Mantoux (skin) test was done in almost all forms of TB and about 62.96 % tested were positive. Though negative Mantoux test does not rule out TB, a positive test may be a useful diagnostic tool in a resource-limited setting like ours. EPTB was diagnosed mainly by FNAC and biopsy. 35 (32.4%) cases of TB lymphadenitis were diagnosed with the help of FNAC. These findings emphasize about the diagnostic difficulties observed by treating physicians in resource-limited settings. Such findings have been reported from other countries as well. [24] [26] [27]. Chest X ray was advised for all forms of TB. Clinical feature suggestive of TB and positive results of other tests guided physicians to interpret the chest X-ray as positive. Among all forms of TB in 62.02% (67) cases there were positive findings. Positive chest radiographs findings were mostly associated with pulmonary TB, also some cases of TB lymphadenitis, disseminated and miliary TB. Sreeramareddyet al. found 94% of chest radiographs were interpreted as positive for patients diagnosed as PTB [24]. Sputum for gene Xpert or other specimens like stool for Xpert Ultra for presence of acid fast bacilli are gold standard for diagnosis.
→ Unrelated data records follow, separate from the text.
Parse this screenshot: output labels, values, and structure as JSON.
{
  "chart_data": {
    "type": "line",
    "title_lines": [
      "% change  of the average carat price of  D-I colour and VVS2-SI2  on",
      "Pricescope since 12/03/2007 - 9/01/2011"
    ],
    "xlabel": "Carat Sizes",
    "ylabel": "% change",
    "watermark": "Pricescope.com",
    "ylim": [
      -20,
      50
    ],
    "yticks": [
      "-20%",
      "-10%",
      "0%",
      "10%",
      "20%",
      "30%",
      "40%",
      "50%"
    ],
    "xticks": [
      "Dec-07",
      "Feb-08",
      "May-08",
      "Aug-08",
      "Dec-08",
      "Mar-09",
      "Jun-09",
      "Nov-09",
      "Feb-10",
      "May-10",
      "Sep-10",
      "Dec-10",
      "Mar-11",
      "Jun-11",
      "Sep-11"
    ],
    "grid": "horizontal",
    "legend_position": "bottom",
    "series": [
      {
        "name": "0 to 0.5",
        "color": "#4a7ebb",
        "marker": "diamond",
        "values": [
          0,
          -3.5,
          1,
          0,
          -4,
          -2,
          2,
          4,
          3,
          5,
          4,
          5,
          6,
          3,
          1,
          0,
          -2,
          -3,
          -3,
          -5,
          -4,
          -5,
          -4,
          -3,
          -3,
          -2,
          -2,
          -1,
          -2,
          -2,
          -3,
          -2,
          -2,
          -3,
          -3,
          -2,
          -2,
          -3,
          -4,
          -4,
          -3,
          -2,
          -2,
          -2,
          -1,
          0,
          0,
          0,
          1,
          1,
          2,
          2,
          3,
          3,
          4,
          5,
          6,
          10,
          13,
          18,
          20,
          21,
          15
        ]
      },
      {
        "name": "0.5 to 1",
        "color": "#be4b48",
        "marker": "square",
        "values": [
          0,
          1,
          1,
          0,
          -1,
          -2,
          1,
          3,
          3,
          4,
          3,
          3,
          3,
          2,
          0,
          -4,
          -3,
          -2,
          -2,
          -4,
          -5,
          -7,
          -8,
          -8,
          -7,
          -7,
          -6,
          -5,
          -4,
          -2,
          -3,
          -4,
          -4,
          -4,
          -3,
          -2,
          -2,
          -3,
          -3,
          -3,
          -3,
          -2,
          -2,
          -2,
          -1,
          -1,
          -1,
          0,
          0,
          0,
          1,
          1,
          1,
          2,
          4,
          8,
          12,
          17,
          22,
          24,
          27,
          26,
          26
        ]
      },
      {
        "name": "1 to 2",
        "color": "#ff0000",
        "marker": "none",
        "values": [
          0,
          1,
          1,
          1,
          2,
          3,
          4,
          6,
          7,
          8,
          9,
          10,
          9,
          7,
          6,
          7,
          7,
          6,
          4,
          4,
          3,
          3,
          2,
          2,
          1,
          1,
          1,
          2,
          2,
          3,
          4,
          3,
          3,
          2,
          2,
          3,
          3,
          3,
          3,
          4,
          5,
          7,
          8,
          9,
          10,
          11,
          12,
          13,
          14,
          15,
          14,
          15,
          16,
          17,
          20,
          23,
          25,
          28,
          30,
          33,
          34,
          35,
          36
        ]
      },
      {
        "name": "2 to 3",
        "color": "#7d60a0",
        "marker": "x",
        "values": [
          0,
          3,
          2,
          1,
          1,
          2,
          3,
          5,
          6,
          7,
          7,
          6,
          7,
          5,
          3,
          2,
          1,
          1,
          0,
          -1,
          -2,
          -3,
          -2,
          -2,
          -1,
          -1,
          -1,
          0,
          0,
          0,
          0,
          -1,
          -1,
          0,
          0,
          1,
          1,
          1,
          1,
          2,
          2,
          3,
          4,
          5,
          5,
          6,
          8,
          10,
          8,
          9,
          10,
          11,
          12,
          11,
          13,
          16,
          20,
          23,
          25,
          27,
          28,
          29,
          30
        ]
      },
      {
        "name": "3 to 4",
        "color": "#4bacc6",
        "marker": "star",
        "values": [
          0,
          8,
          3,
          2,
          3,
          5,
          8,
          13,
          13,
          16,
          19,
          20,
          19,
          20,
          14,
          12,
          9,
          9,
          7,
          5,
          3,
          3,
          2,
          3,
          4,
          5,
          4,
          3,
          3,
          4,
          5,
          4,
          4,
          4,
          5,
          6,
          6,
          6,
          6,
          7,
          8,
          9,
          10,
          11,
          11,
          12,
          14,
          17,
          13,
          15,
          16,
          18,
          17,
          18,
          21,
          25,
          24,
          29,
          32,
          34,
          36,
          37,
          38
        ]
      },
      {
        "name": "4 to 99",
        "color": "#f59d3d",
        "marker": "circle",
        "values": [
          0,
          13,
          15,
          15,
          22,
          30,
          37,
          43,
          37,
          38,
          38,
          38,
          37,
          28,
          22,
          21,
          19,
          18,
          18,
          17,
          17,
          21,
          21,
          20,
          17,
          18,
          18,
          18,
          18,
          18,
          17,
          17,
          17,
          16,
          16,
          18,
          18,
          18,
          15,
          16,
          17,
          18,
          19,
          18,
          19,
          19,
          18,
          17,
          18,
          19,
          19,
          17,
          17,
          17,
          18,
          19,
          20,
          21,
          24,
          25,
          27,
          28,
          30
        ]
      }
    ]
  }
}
Stool Xpert Ultra was positive for 23 (21.29%) cases, detection rate is more than sputum for gene Xpert. So, Stool is a alternative to respiratory specimens among children. Senjuti kabir et al. in a study concluded that Xpert ultra on stool has better sensitivity and lesser specificity than Xpert.
5. Conclusion
In this study, EPTB cases were more than PTB in children. The most common extra-pulmonary site was lymph nodes. Fever was the commonest presentation, followed by weight loss and cough. Children 11 to 18 years were most commonly affected. Diagnosis of tuberculosis was based on clinical suspicion supported by various investigations, especially bacteriological detection with stool X pert ultra in children.
6. Recommendation
All patients presented with fever, weight loss, anorexia and cough, tuberculosis should be kept in mind as an important differentials and every effort should be made with modern investigation facilities to confirm diagnosis in developing country like us.
7. Limitations
This study had a few limitations. Some important clinical and demographic information were incomplete due to suboptimal record keeping.